Africa needs strong National Public Health Institutes— NCDC DG


 The Director General of Nigeria Centre for Disease Control (NCDC), Dr Chikwe Ihekweazu,says Africa needs strong National Public Health Institutes (NPHIs) to mitigate infectious disease outbreaks caused by climate change and biological weapons.

Ihekweazu said this at the 5th African Conference on Emerging Infectious Diseases (EIDs) and Biosecurity, organised by Global Emerging Pathogens Treatment Consortium in Abuja.

The three-day conference has “Climate Change and Coflict: Implication for emerging infectious diseases and biosecurity in Africa as its theme.

The event aims to discuss and make impact on changing the climate on EID and Biosecurity in Africa, identify regional and international opportunities for collaboration in EID and Biosecurity research.

The NCDC boss, who spoke on the role of national public health institutes in response to increasing biosecurity and climate change threats, said that a public health event could go from local to global very rapidly.

He noted that global health security could only be assured by a local health protection.

He stressed the need for a strong surveillance and response system managed by skilled public health experts.

Ihekweazu, however, said that NCDC would continue to work with other African countries to demonstrate heightened level of preparedness to disease outbreaks.

The Director-General of National Biosafety Management Agency (NBMA), Dr Rufus  Ebegba, reassured Nigerians of the agency’s ability to effectively manage biosafety matters and prevent any adverse effects on human health, animals, plants and the environment.

Ebegba, who was represented by the Head of Planning Research and Statistics of NBMA, Mrs Bello Scholatical, said that the agency would continue to establish and strengthen the institutional arrangement on biosafety matters in the nation and the African continent.

The NBMA boss said that the agency would continue to ensure it safeguarded human health, biodiversity and the environment from any potential adverse effects of genetically modified organism, including genetically modified food safety.
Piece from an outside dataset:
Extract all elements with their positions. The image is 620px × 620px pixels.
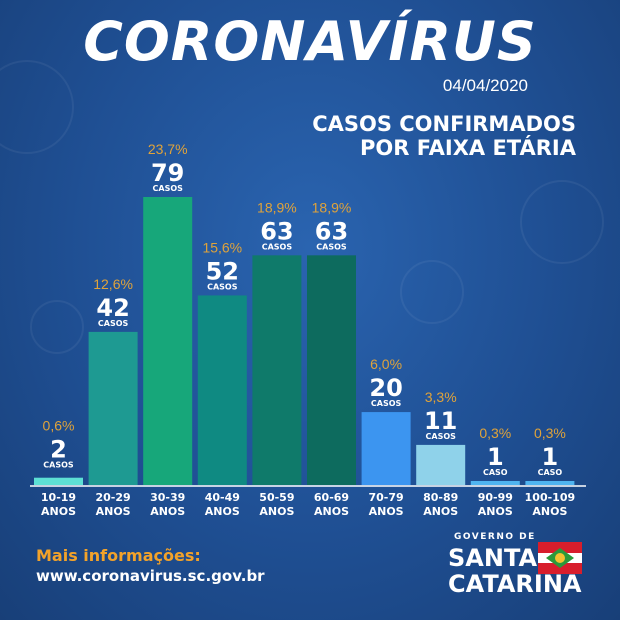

He added that the agency would ensure continued safety of Nigerians in the use of modern biotechnology and provide holistic approach to the regulation of genetically modified organisms.

“We will continue to provide measures for effective public participation, public awareness and access to information in the use and application of modern biotechnology and genetically modified organisms.

We will also ensure that the use of  genetically modified organisms does not have adverse impact on socio-economic interest either at the community or national level,” he said.

The Co-chair of the conference, Professor  Morenike Ukpong-Folayan, said that the theme of the conference is apt.

She said Africa had continued to witness devastating consequences of infectious disease transmission such as the Ebola crisis in the Democratic Republic of Congo.

Ukpong-Folayan said that to understand and respond to infectious disease transmission dynamics, it would require collective efforts and exploitation of the wealth of technological advances at Africa’s disposal.

She said that in the process, the continent would have to safeguard the dignity and human rights of all, noting that relationship between climate change and shifting infectious disease transmission patterns could not be presenlty ignored.

Ukpong-Folayan said the transmission patterns were needed for continuous investigation of those complex relationships so that the continent could effectively predict future disease outbreaks.

She explained that Africa was experiencing increased frequency and range of EIDs, saying that Ebola, Lassa Fever, Yellow Fever, Monkey Pox, Cholera, Bird Flu and Meningitis, were all ample good examples.

Ukpong-Folayan noted that shrinking natural resources was creating human competition for water and grazing, leading to demographic conflicts.

She stated that the conference was an academic and policy-based meeting that would address response mechanism to biological threats and increasing incidences of EIDs from a continental perspective.